From hadoop official pages (link), I have found this:
The Communication Protocols
All HDFS communication protocols are layered on top of the TCP/IP protocol. A client establishes a connection to a configurable TCP port on the NameNode machine. It talks the ClientProtocol with the NameNode. The DataNodes talk to the NameNode using the DataNode Protocol. A Remote Procedure Call (RPC) abstraction wraps both the Client Protocol and the DataNode Protocol. By design, the NameNode never initiates any RPCs. Instead, it only responds to RPC requests issued by DataNodes or clients.
I am using hadoop 3.1.1
in Ubuntu 16.04
Any help is highly appreciated.

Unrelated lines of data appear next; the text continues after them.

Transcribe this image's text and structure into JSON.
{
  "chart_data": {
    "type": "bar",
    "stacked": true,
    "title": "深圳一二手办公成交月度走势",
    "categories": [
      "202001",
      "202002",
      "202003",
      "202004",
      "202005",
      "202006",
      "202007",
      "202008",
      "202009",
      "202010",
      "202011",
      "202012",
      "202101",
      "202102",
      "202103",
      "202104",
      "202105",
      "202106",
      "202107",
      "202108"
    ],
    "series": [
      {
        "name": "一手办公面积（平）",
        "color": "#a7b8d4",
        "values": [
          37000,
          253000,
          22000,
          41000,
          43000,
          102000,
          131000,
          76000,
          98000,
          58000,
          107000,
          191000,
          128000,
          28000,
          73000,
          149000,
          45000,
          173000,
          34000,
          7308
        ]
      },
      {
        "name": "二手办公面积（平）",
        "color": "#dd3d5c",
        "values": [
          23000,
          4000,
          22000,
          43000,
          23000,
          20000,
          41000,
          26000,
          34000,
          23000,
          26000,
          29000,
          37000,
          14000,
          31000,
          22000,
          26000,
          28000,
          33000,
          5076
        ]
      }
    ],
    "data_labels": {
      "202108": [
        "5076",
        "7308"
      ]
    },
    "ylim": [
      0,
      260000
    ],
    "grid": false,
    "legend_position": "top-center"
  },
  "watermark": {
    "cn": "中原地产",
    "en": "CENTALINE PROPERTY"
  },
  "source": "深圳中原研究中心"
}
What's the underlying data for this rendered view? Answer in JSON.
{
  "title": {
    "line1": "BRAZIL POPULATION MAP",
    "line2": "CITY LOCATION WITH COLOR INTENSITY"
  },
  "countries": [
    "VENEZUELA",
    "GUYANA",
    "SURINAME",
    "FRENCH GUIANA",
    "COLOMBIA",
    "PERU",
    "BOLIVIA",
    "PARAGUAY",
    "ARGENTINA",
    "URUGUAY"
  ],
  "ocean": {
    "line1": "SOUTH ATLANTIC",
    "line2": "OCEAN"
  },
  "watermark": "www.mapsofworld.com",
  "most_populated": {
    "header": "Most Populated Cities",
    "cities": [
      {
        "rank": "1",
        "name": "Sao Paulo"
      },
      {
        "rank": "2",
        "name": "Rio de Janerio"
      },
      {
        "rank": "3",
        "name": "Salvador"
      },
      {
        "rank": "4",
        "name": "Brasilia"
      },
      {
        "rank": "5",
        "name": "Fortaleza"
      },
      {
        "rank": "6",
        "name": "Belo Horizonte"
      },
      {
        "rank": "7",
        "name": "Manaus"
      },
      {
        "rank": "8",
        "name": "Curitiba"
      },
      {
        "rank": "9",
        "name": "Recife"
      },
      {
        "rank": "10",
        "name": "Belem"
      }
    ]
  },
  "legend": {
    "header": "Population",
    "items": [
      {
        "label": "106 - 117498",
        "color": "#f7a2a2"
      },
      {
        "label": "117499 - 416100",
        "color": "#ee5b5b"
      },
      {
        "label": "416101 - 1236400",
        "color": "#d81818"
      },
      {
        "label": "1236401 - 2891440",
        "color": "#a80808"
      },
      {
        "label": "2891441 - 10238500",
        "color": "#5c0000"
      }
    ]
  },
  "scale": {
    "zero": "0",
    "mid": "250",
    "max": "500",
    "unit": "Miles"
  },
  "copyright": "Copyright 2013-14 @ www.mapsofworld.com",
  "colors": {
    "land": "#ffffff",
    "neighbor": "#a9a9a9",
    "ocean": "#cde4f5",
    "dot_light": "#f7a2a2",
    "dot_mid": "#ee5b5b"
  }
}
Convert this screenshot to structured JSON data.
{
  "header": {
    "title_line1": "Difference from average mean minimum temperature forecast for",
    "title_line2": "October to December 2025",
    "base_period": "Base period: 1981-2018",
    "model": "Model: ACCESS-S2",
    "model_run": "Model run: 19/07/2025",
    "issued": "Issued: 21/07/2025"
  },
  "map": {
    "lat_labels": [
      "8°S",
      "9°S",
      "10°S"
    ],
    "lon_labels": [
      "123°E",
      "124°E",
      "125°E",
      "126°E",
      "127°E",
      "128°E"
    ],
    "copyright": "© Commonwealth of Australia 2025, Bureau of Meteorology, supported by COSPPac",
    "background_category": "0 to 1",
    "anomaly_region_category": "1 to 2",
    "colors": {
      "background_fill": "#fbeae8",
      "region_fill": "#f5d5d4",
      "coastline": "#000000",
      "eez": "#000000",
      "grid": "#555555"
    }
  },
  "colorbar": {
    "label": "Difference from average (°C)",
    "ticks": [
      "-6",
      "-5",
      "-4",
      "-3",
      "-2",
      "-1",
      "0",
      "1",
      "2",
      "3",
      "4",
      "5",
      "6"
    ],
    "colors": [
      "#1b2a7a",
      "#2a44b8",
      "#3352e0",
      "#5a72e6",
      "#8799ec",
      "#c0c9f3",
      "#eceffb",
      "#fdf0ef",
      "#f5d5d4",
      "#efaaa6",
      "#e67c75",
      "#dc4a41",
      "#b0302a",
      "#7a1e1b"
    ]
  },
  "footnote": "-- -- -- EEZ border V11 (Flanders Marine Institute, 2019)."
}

Thanks.
These are all configured in hdfs-site.xml
.
For example, by default, dfs.datanode.address=0.0.0.0:9866
If you search for port
or address
, then you can generally find what you are looking for https://hadoop.apache.org/docs/r3.1.1/hadoop-project-dist/hadoop-hdfs/hdfs-default.xml
If that command or the NameNode UI don't show datanodes, then SSH to the individual nodes, check jps
to see if process is running, and log files to find if the process is not running.